When God created all of the astounding diversity of the earth, He called it good. As someone who enjoys the thrill of seeing a project come to life, I can’t imagine the exhilarating anticipation followed by pure elation and eventually perfect satisfaction as God’s masterpiece came together piece by piece. He was pleased. By meditating on the fact that God created every part of nature, every detail of a tree, every living thing, we are amazed at the intricate yet vast, simple yet complex aspects of God’s Creation. And He has passed on to us the challenge to continue that work. As humans, we are image-bearers of God, our Creator, and as image-bearers we are equipped to reflect these attributes of God.
One of the newest trends in my field – interior design – is biomimicry, a look to God’s work to inform how we should do ours. According to the Biomimicry Institute, “Biomimicry is an approach to innovation that seeks sustainable solutions to human challenges by emulating nature’s time-tested patterns and strategies.” It is essentially this thought: nature has already solved many problems that we deal with, so designers shouldn’t ‘reinvent the wheel’. Biomimicry urges designers to study elements from nature when looking for design solutions within spaces, in materiality, for energy solutions, etc. This is true genius! God is the ultimate Creator. He has created every detail of the world to function the most effectively and most efficiently. In interior design, we can use God’s model as inspiration for our model. We can look deeply into His creative work and seek to continue and mimic it.
African termites are astounding animals – so small that they barely stretch across your fingernail, so fragile that the sun will destroy them.
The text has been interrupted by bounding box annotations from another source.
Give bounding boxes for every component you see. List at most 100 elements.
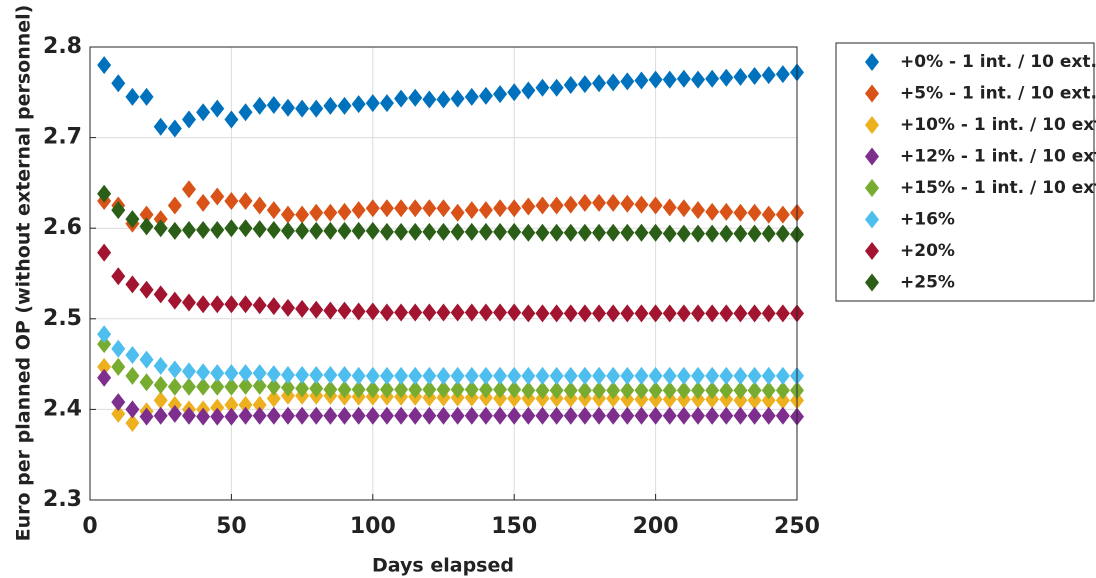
marker xyxy=(450,222,465,241)
marker xyxy=(125,400,140,419)
marker xyxy=(196,407,211,426)
plot-area xyxy=(90,47,797,500)
legend-label: +12% - 1 int. / 10 ext. xyxy=(900,147,1096,167)
marker xyxy=(577,366,592,385)
marker xyxy=(521,366,536,385)
marker xyxy=(761,304,776,323)
marker xyxy=(167,196,182,215)
marker xyxy=(252,296,267,315)
marker xyxy=(450,380,465,399)
marker xyxy=(125,346,140,365)
marker xyxy=(563,223,578,242)
marker xyxy=(478,366,493,385)
marker xyxy=(747,381,762,400)
marker xyxy=(535,406,550,425)
marker xyxy=(719,224,734,243)
marker xyxy=(620,194,635,213)
marker xyxy=(365,302,380,321)
marker xyxy=(266,221,281,240)
marker xyxy=(775,391,790,410)
marker xyxy=(620,223,635,242)
marker xyxy=(450,303,465,322)
marker xyxy=(577,193,592,212)
marker xyxy=(761,205,776,224)
y-tick-label: 2.7 xyxy=(43,125,82,150)
marker xyxy=(181,377,196,396)
marker xyxy=(379,406,394,425)
marker xyxy=(139,87,154,106)
marker xyxy=(408,199,423,218)
marker xyxy=(521,197,536,216)
marker xyxy=(323,301,338,320)
marker xyxy=(634,390,649,409)
marker xyxy=(691,224,706,243)
marker xyxy=(125,413,140,432)
marker xyxy=(351,380,366,399)
marker xyxy=(662,406,677,425)
marker xyxy=(394,303,409,322)
legend-marker xyxy=(865,179,879,197)
marker xyxy=(563,406,578,425)
marker xyxy=(323,406,338,425)
marker xyxy=(719,406,734,425)
marker xyxy=(648,304,663,323)
marker xyxy=(111,404,126,423)
y-tick-label: 2.6 xyxy=(43,215,82,240)
marker xyxy=(323,96,338,115)
marker xyxy=(280,221,295,240)
marker xyxy=(351,201,366,220)
marker xyxy=(266,377,281,396)
marker xyxy=(238,295,253,314)
marker xyxy=(549,381,564,400)
marker xyxy=(210,407,225,426)
marker xyxy=(111,393,126,412)
legend-marker xyxy=(865,242,879,260)
marker xyxy=(224,110,239,129)
marker xyxy=(719,202,734,221)
marker xyxy=(676,390,691,409)
marker xyxy=(719,304,734,323)
marker xyxy=(337,96,352,115)
marker xyxy=(563,381,578,400)
marker xyxy=(577,75,592,94)
marker xyxy=(379,303,394,322)
marker xyxy=(97,184,112,203)
marker xyxy=(478,222,493,241)
marker xyxy=(210,187,225,206)
marker xyxy=(478,406,493,425)
marker xyxy=(210,377,225,396)
marker xyxy=(309,203,324,222)
legend-label: +15% - 1 int. / 10 ext. xyxy=(900,178,1096,198)
marker xyxy=(139,280,154,299)
marker xyxy=(394,406,409,425)
marker xyxy=(125,366,140,385)
marker xyxy=(125,275,140,294)
marker xyxy=(592,381,607,400)
marker xyxy=(436,380,451,399)
marker xyxy=(464,406,479,425)
marker xyxy=(97,357,112,376)
marker xyxy=(535,381,550,400)
marker xyxy=(436,366,451,385)
marker xyxy=(450,89,465,108)
marker xyxy=(521,223,536,242)
marker xyxy=(507,222,522,241)
marker xyxy=(634,381,649,400)
marker xyxy=(507,380,522,399)
marker xyxy=(719,366,734,385)
legend-label: +25% xyxy=(900,273,955,293)
marker xyxy=(775,381,790,400)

But put a few million of them together, and you’ll find a mound 17 feet high! They will move hundreds of pounds of soil and tons of water in a year! But herein is the challenge – they do so in Africa, where it’s HOT. And the termites live under the ground (not in the mound, which is a common misconception). And it can get, well, stuffy down there. You might think the mound looks like a chimney, but that’s not how it works. It’s full of bubble-like passages that draw air in and out, changing with the pressure. It’s more like a living, functioning lung, constantly tuned, changed, and redesigned by the termites. And God showed them how to do it.
And they’ve showed us through the work of scientists who study them. New, modern, energy-efficient passive cooling systems have been inspired by these termite towers in Africa. Similarly, the design of one light was inspired by the biology of fireflies. Bubbles inspired a sturdy architectural feature that stretched across the pool during the Beijing Olympics. God created, and it was good. And as designers, we can use these insights – from God’s creation – to better do what He has given us as a vocation – to create and design.
Michelle Bendit interns at a commercial design firm in Washington, DC and is a participant in the 2015-2016 Falls Church Fellows Program.